In 1832, British archaeologist Austen Henry Layard excavated the ruins of Dur-Sharrukin, an Assyrian capital built between 720 and 700 BC. He discovered a relief showing a man with a falcon on his wrist.

There is also evidence that the Babylonians, located in present-day Iraq, had game reserves and trained falcons to hunt. 

As Arab influence spread, falconry made its way to the Islamic Empire in Central Asia and North Africa.

Thousands of years ago, falconry served as a means of survival. Bedouins in the deserts trapped peregrines and trained the birds to hunt as an efficient way of providing food for themselves and their families. 

When falconry spread to the West, it was used less as a way of procuring food and more as a sport for the upper classes. 

In 1228 Frederick II of Hohenstaufen, the Holy Roman Emperor, hunted in the desert with Malik al-Kamil, the fourth Ayyubid sultan of Egypt, for three months during a lull in the Sixth Crusade.

With the rise of guns and other modern weapons, the prevalence of falcons as the favoured hunting tool began to decrease but it remained as a sport – and an intrinsic part of the Arab world.

Falcons appear on corporate logos (Etihad), banknotes, and they are the national emblem of the UAE. 

In 2002 Sheikh Hamdan bin Mohammed bin Rashid Al Maktoum, son and heir of Dubai ruler Sheikh Mohammed bin Rashid Al Maktoum, introduced the sport of falcon racing to the Gulf.

The ensuing racing events were the crown prince’s attempt to keep Emiratis connected to their heritage, which also turned into a business enterprise.

The falcon races quickly caught on, and led to jobs for falcon breeders, trainers, and coaches. 

In 2007, Sheikh Hamdan created the Fazza Championships, a two-week competition with $8 million in prizes.
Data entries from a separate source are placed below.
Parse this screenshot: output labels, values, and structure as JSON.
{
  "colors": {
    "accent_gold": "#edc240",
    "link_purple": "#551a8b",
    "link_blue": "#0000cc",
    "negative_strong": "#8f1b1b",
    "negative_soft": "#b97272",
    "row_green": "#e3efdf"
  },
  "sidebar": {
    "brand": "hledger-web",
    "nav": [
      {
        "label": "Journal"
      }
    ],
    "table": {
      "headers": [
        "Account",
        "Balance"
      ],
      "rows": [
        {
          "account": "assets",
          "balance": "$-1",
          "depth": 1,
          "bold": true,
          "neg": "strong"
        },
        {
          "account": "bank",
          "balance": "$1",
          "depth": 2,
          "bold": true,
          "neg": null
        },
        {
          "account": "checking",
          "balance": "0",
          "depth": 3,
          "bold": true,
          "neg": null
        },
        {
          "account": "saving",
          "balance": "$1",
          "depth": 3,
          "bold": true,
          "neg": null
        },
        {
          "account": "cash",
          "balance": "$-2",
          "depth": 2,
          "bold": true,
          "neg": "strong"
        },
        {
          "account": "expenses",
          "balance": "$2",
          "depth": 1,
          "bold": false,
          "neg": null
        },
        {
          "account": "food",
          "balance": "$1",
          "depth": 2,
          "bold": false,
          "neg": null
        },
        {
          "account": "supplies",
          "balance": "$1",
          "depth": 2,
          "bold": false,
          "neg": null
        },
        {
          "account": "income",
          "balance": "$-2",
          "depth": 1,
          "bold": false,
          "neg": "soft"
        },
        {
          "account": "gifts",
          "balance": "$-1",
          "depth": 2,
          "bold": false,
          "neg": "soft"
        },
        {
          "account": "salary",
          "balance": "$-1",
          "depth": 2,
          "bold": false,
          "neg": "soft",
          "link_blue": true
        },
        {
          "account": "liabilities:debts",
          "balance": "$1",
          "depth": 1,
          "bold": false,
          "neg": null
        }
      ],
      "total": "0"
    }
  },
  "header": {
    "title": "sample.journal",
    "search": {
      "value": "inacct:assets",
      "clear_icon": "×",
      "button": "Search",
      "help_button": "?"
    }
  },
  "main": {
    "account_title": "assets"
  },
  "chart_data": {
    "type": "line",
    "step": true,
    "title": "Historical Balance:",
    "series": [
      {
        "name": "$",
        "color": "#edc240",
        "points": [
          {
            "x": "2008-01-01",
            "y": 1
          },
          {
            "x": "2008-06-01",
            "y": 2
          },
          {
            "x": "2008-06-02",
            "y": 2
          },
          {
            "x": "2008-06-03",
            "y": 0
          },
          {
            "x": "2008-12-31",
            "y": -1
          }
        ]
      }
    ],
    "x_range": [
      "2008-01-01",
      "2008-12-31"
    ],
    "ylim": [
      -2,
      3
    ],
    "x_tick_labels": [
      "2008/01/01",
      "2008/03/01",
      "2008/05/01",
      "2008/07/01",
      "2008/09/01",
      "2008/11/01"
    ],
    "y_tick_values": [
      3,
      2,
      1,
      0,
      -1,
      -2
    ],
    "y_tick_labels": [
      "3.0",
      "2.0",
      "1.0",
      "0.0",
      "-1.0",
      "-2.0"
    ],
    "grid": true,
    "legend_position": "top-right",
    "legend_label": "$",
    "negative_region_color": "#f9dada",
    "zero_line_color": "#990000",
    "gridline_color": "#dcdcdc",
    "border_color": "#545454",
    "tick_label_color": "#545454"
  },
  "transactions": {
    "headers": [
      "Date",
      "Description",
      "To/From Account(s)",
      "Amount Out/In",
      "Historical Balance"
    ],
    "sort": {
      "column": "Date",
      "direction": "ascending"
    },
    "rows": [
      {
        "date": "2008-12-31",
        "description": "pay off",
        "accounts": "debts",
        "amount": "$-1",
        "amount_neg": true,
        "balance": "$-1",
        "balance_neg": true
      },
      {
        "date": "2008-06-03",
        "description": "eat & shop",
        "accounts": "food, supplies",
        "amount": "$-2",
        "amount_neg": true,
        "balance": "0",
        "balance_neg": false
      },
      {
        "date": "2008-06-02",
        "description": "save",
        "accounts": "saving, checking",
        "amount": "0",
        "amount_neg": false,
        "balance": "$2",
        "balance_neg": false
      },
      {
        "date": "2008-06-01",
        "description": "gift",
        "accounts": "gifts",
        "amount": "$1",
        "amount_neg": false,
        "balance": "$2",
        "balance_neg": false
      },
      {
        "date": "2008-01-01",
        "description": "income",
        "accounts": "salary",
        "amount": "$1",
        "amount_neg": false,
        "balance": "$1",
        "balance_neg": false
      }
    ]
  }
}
He created separate racing categories for professional falconers and the public, with distinct heats for juvenile and adult birds, and males and females.

In 2014 Sheikh Khalifa bin Zayed Al Nahyan, ruler of Abu Dhabi, created The President Cup, held each January at the Abu Dhabi Falconers Club, and offering a prize of $11 million. 

Since falconry is big business, it is no surprise that there is a black market. There are those in the industry who believe that wild falcons may perform better than falcons bred in captivity. 

Falcons are protected by international wildlife laws, as they were at one point close to going extinct.